Andy Haste, the man trying to find a viable business at Wonga in the new era of proper regulation of payday lending, was half right. On joining as chairman last July he said Wonga would be smaller and less profitable in the short term. It is definitely smaller: revenues fell by a third last year. As for less profitable, well, it didn’t actually make profits. There was a thumping £40m loss instead.
The bullish case for Wonga says there will always be demand for short-term credit. In theory, a cleaned-up market leader, shouting its conversion to responsible lending, should be able to make sustainable returns even under a regulator-imposed cap on interest rates.
In practice, life may be more complicated. Wonga isn’t starting with a clean sheet. It is obliged to invest heavily in better software and has to cover the cost of laying off half its staff. Its brand name may also be toxic. Haste seems uncertain on that point. He is sticking with Wonga for payday lending (for now, at least) but new financial products may be launched under a different banner.
That would be probably be wise. If the Haste plan works, payday lending will contribute less than half the group’s revenues in five years’ time. The new products, aimed at credit-impaired punters, have yet to be unveiled. But if there’s any risk of infection from the Wonga brand, best to try a fresh label.
Haste, former boss of insurer RSA, starts the task of resuscitation with £125m of cash in the bank, so his diversification strategy will have a chance to work. But note the caution: “We know it will take time to repair our reputation and gain an accepted place in the financial services industry,” he says. That seems 100% correct.
Sky looks comfortable on the ball
Sky’s share price has risen 20% since the broadcaster “overpaid” for its next set of Premier League rights. Five plum packages cost the equivalent of £11m a game; a staggering sum. But the share price reaction offers a simple lesson. Sky’s shareholders really didn’t fancy living without top-flight football. Bidding high – about £1bn more than the City expected over the course of three seasons – was logical. Or, rather, it was the lesser of two risks.
The higher costs still have to be met, of course, which is why Tuesday’s third-quarter figures carried added significance. Any hint that customers will rebel against planned price increases might have prompted a rethink about Sky’s football addiction.
In the event, the churn statistic – which measures the percentage of customers cancelling subscriptions – was the best for 11 years, as was the number of arriving customers. Chief executive Jeremy Darroch served up superlatives after a 20% jump in operating profits and Sky’s shares hit their highest level since the turn of the century.

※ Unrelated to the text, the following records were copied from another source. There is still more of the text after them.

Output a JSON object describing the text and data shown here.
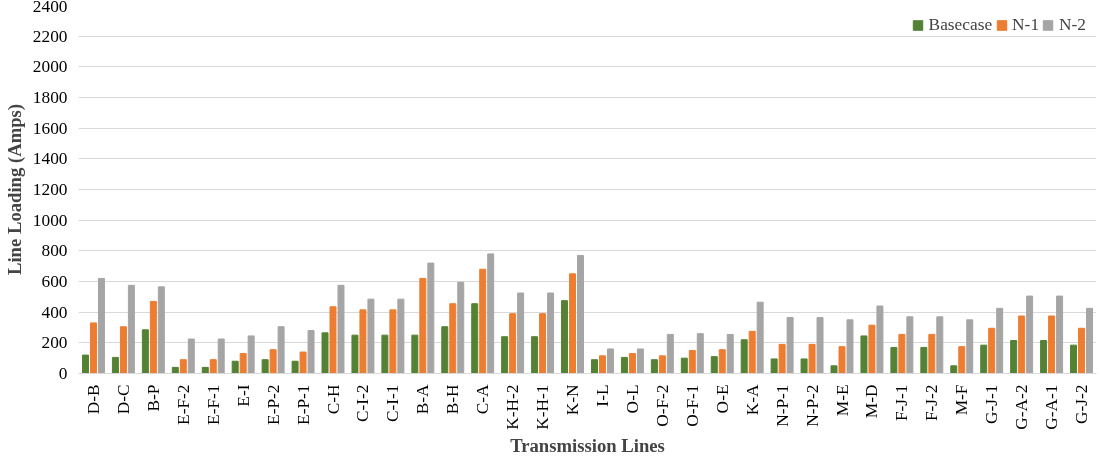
{
  "chart_data": {
    "type": "bar",
    "xlabel": "Transmission Lines",
    "ylabel": "Line Loading (Amps)",
    "categories": [
      "D-B",
      "D-C",
      "B-P",
      "E-F-2",
      "E-F-1",
      "E-I",
      "E-P-2",
      "E-P-1",
      "C-H",
      "C-I-2",
      "C-I-1",
      "B-A",
      "B-H",
      "C-A",
      "K-H-2",
      "K-H-1",
      "K-N",
      "I-L",
      "O-L",
      "O-F-2",
      "O-F-1",
      "O-E",
      "K-A",
      "N-P-1",
      "N-P-2",
      "M-E",
      "M-D",
      "F-J-1",
      "F-J-2",
      "M-F",
      "G-J-1",
      "G-A-2",
      "G-A-1",
      "G-J-2"
    ],
    "series": [
      {
        "name": "Basecase",
        "color": "#548235",
        "values": [
          120,
          105,
          285,
          40,
          40,
          80,
          90,
          80,
          265,
          250,
          250,
          250,
          305,
          455,
          240,
          240,
          475,
          90,
          105,
          90,
          100,
          110,
          220,
          95,
          95,
          50,
          245,
          170,
          170,
          50,
          185,
          215,
          215,
          185
        ]
      },
      {
        "name": "N-1",
        "color": "#ed7d31",
        "values": [
          330,
          305,
          470,
          90,
          90,
          130,
          155,
          140,
          435,
          415,
          415,
          620,
          455,
          680,
          390,
          390,
          650,
          115,
          130,
          115,
          150,
          155,
          275,
          190,
          190,
          175,
          315,
          255,
          255,
          175,
          295,
          375,
          375,
          295
        ]
      },
      {
        "name": "N-2",
        "color": "#a5a5a5",
        "values": [
          620,
          575,
          565,
          225,
          225,
          245,
          305,
          280,
          575,
          485,
          485,
          720,
          595,
          780,
          525,
          525,
          770,
          160,
          160,
          255,
          260,
          255,
          465,
          365,
          365,
          350,
          440,
          370,
          370,
          350,
          425,
          505,
          505,
          425
        ]
      }
    ],
    "ylim": [
      0,
      2400
    ],
    "yticks": [
      0,
      200,
      400,
      600,
      800,
      1000,
      1200,
      1400,
      1600,
      1800,
      2000,
      2200,
      2400
    ],
    "grid": "y",
    "legend": "top right"
  }
}
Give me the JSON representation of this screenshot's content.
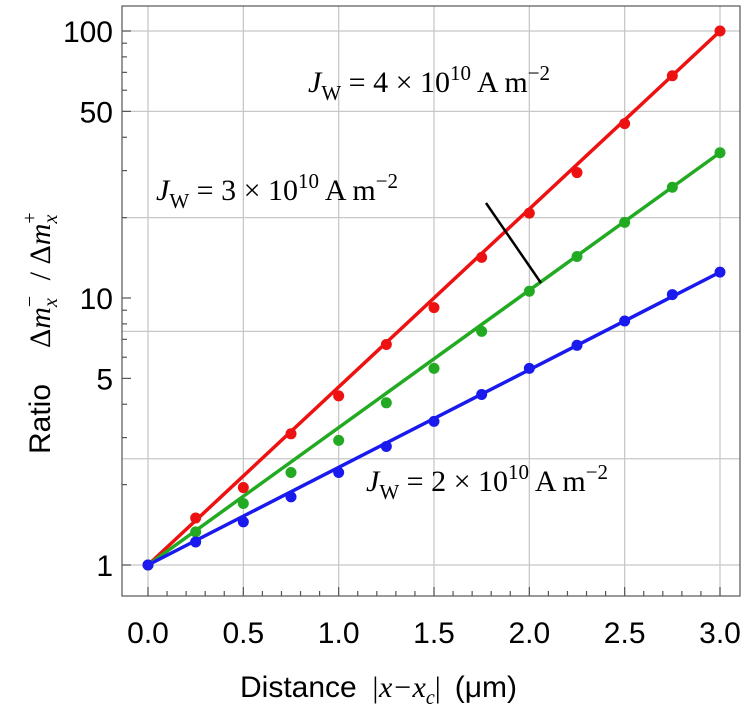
{
  "chart_data": {
    "type": "scatter",
    "xlabel": "Distance",
    "xlabel_math": "|x−x",
    "xlabel_sub": "c",
    "xlabel_units": "(μm)",
    "ylabel": "Ratio",
    "ylabel_math": "Δm",
    "y_scale": "log",
    "xlim": [
      0,
      3.0
    ],
    "ylim": [
      0.8,
      110
    ],
    "x_ticks": [
      "0.0",
      "0.5",
      "1.0",
      "1.5",
      "2.0",
      "2.5",
      "3.0"
    ],
    "x_tick_values": [
      0,
      0.5,
      1.0,
      1.5,
      2.0,
      2.5,
      3.0
    ],
    "y_ticks": [
      "1",
      "5",
      "10",
      "50",
      "100"
    ],
    "y_tick_values": [
      1,
      5,
      10,
      50,
      100
    ],
    "grid": true,
    "series": [
      {
        "name": "J_W = 4 × 10^10 A m^-2",
        "color": "#ee1111",
        "x": [
          0,
          0.25,
          0.5,
          0.75,
          1.0,
          1.25,
          1.5,
          1.75,
          2.0,
          2.25,
          2.5,
          2.75,
          3.0
        ],
        "y": [
          1,
          1.5,
          1.95,
          3.1,
          4.3,
          6.7,
          9.2,
          14.2,
          20.8,
          29.5,
          45,
          68,
          100
        ],
        "fit": [
          [
            0,
            1
          ],
          [
            3.0,
            100
          ]
        ]
      },
      {
        "name": "J_W = 3 × 10^10 A m^-2",
        "color": "#22aa22",
        "x": [
          0,
          0.25,
          0.5,
          0.75,
          1.0,
          1.25,
          1.5,
          1.75,
          2.0,
          2.25,
          2.5,
          2.75,
          3.0
        ],
        "y": [
          1,
          1.33,
          1.7,
          2.22,
          2.93,
          4.05,
          5.45,
          7.5,
          10.6,
          14.3,
          19.2,
          26,
          35
        ],
        "fit": [
          [
            0,
            1
          ],
          [
            3.0,
            35
          ]
        ]
      },
      {
        "name": "J_W = 2 × 10^10 A m^-2",
        "color": "#1a1aee",
        "x": [
          0,
          0.25,
          0.5,
          0.75,
          1.0,
          1.25,
          1.5,
          1.75,
          2.0,
          2.25,
          2.5,
          2.75,
          3.0
        ],
        "y": [
          1,
          1.22,
          1.45,
          1.8,
          2.22,
          2.78,
          3.45,
          4.35,
          5.45,
          6.65,
          8.2,
          10.3,
          12.5
        ],
        "fit": [
          [
            0,
            1
          ],
          [
            3.0,
            12.5
          ]
        ]
      }
    ],
    "annotations": [
      {
        "series": 0,
        "prefix": "J",
        "sub": "W",
        "text": " = 4 × 10",
        "exp": "10",
        "unit": " A m",
        "uexp": "−2"
      },
      {
        "series": 1,
        "prefix": "J",
        "sub": "W",
        "text": " = 3 × 10",
        "exp": "10",
        "unit": " A m",
        "uexp": "−2"
      },
      {
        "series": 2,
        "prefix": "J",
        "sub": "W",
        "text": " = 2 × 10",
        "exp": "10",
        "unit": " A m",
        "uexp": "−2"
      }
    ]
  }
}
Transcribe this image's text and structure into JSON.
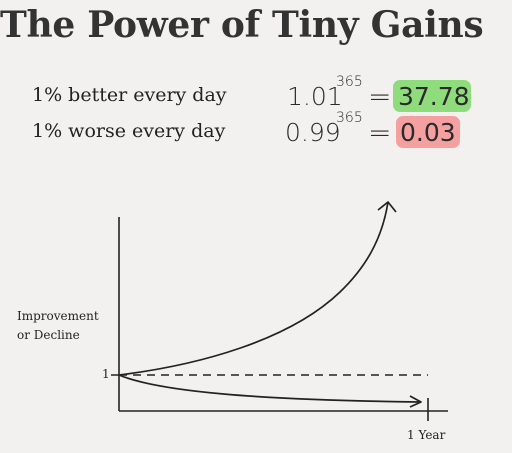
{
  "title": "The Power of Tiny Gains",
  "better": {
    "label": "1% better every day",
    "base": "1.01",
    "exponent": "365",
    "equals": "=",
    "result": "37.78",
    "highlight_color": "#8fdc7c"
  },
  "worse": {
    "label": "1% worse every day",
    "base": "0.99",
    "exponent": "365",
    "equals": "=",
    "result": "0.03",
    "highlight_color": "#f4a0a0"
  },
  "graph": {
    "y_axis_label_line1": "Improvement",
    "y_axis_label_line2": "or Decline",
    "baseline_tick_label": "1",
    "x_end_label": "1 Year"
  }
}
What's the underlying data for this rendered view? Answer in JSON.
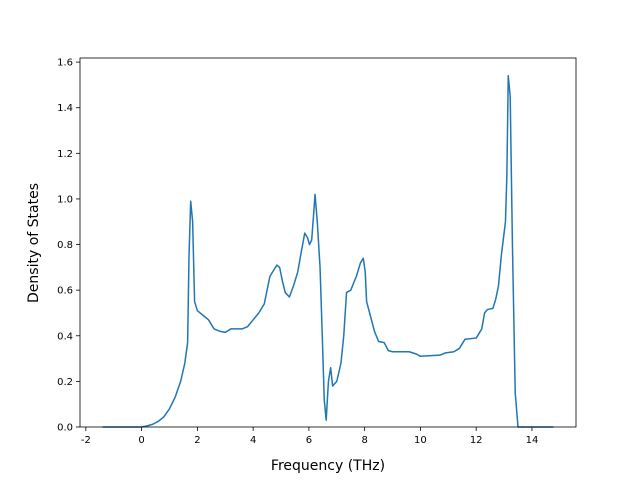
{
  "chart_data": {
    "type": "line",
    "xlabel": "Frequency (THz)",
    "ylabel": "Density of States",
    "x": [
      -1.4,
      -1.0,
      -0.5,
      0,
      0.2,
      0.4,
      0.6,
      0.8,
      1.0,
      1.2,
      1.4,
      1.55,
      1.65,
      1.7,
      1.76,
      1.83,
      1.9,
      2.0,
      2.2,
      2.4,
      2.6,
      2.8,
      3.0,
      3.2,
      3.4,
      3.6,
      3.8,
      4.0,
      4.2,
      4.4,
      4.5,
      4.6,
      4.7,
      4.85,
      4.95,
      5.05,
      5.15,
      5.3,
      5.45,
      5.6,
      5.7,
      5.85,
      5.95,
      6.02,
      6.1,
      6.18,
      6.22,
      6.3,
      6.4,
      6.48,
      6.55,
      6.62,
      6.7,
      6.78,
      6.85,
      7.0,
      7.15,
      7.25,
      7.35,
      7.5,
      7.7,
      7.85,
      7.95,
      8.02,
      8.07,
      8.2,
      8.35,
      8.5,
      8.7,
      8.85,
      9.0,
      9.6,
      9.85,
      10.0,
      10.7,
      10.9,
      11.2,
      11.4,
      11.6,
      12.0,
      12.2,
      12.3,
      12.4,
      12.6,
      12.7,
      12.8,
      12.9,
      13.0,
      13.05,
      13.1,
      13.15,
      13.22,
      13.3,
      13.4,
      13.5,
      14.77
    ],
    "series": [
      {
        "color": "#1f77b4",
        "values": [
          0,
          0,
          0,
          0,
          0.005,
          0.012,
          0.025,
          0.045,
          0.08,
          0.13,
          0.2,
          0.28,
          0.37,
          0.75,
          0.99,
          0.9,
          0.55,
          0.51,
          0.49,
          0.47,
          0.43,
          0.42,
          0.415,
          0.43,
          0.43,
          0.43,
          0.44,
          0.47,
          0.5,
          0.54,
          0.6,
          0.66,
          0.68,
          0.71,
          0.7,
          0.64,
          0.59,
          0.57,
          0.62,
          0.68,
          0.75,
          0.85,
          0.83,
          0.8,
          0.82,
          0.95,
          1.02,
          0.9,
          0.7,
          0.4,
          0.12,
          0.03,
          0.2,
          0.26,
          0.18,
          0.2,
          0.28,
          0.4,
          0.59,
          0.6,
          0.66,
          0.72,
          0.74,
          0.68,
          0.55,
          0.49,
          0.42,
          0.375,
          0.37,
          0.335,
          0.33,
          0.33,
          0.32,
          0.31,
          0.315,
          0.325,
          0.33,
          0.345,
          0.385,
          0.39,
          0.43,
          0.5,
          0.515,
          0.52,
          0.56,
          0.62,
          0.75,
          0.85,
          0.9,
          1.1,
          1.54,
          1.45,
          0.8,
          0.15,
          0,
          0
        ]
      }
    ],
    "xlim": [
      -2.21,
      15.58
    ],
    "ylim": [
      0,
      1.618
    ],
    "xticks": [
      -2,
      0,
      2,
      4,
      6,
      8,
      10,
      12,
      14
    ],
    "yticks": [
      {
        "value": 0,
        "label": "0.0"
      },
      {
        "value": 0.2,
        "label": "0.2"
      },
      {
        "value": 0.4,
        "label": "0.4"
      },
      {
        "value": 0.6,
        "label": "0.6"
      },
      {
        "value": 0.8,
        "label": "0.8"
      },
      {
        "value": 1,
        "label": "1.0"
      },
      {
        "value": 1.2,
        "label": "1.2"
      },
      {
        "value": 1.4,
        "label": "1.4"
      },
      {
        "value": 1.6,
        "label": "1.6"
      }
    ]
  }
}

Game over? Not quite. First, the price rises – £2.50-£3 a month on average – haven’t happened yet; customers have merely been informed of the increases. Second, BT has opened a new competitive front by buying EE, obliging Sky to enter into the mobile market via a piggy-back wholesaling deal with O2.
Third, Sky has made its biggest commercial bet in years by unifying the European empire with the purchases of Sky Italia and Sky Deutschland. It will be two years – at the earliest – before the success of those deals can be judged.
Investors are right to be confident that Sky can handle a bigger and more complicated operation. The company never shoots itself in the foot and, by now, Darroch should have a keen sense of the prices UK customers will tolerate.
All the same, the shares now trade on 17 times next year’s earnings, on house broker Barclays’ forecasts. That looks punchy, even with a 3% dividend yield. One football auction has been safely negotiated. But the football beast will always need feeding again.
Don’t fear coalition
Why aren’t financial markets, little more than a fortnight ahead of a too-close-to-call general election, terrified? Did nobody listen to the great sage, WPP’s Sir Martin Sorrell, when he said the choice was between a Tory-led government that would produce “significant uncertainty” on Europe and a Labour-led administration with a “bashing business” manifesto?
Citigroup’s Tina Fordham has the explanation. There is probably less to fear from a minority government than in past. Labour policies would hit specific sectors but the differences in fiscal policy are “minimal”. In short: “Markets look likely to view divided government like Wall Street: gridlock is good.”
That’s a reasonable real-world assessment.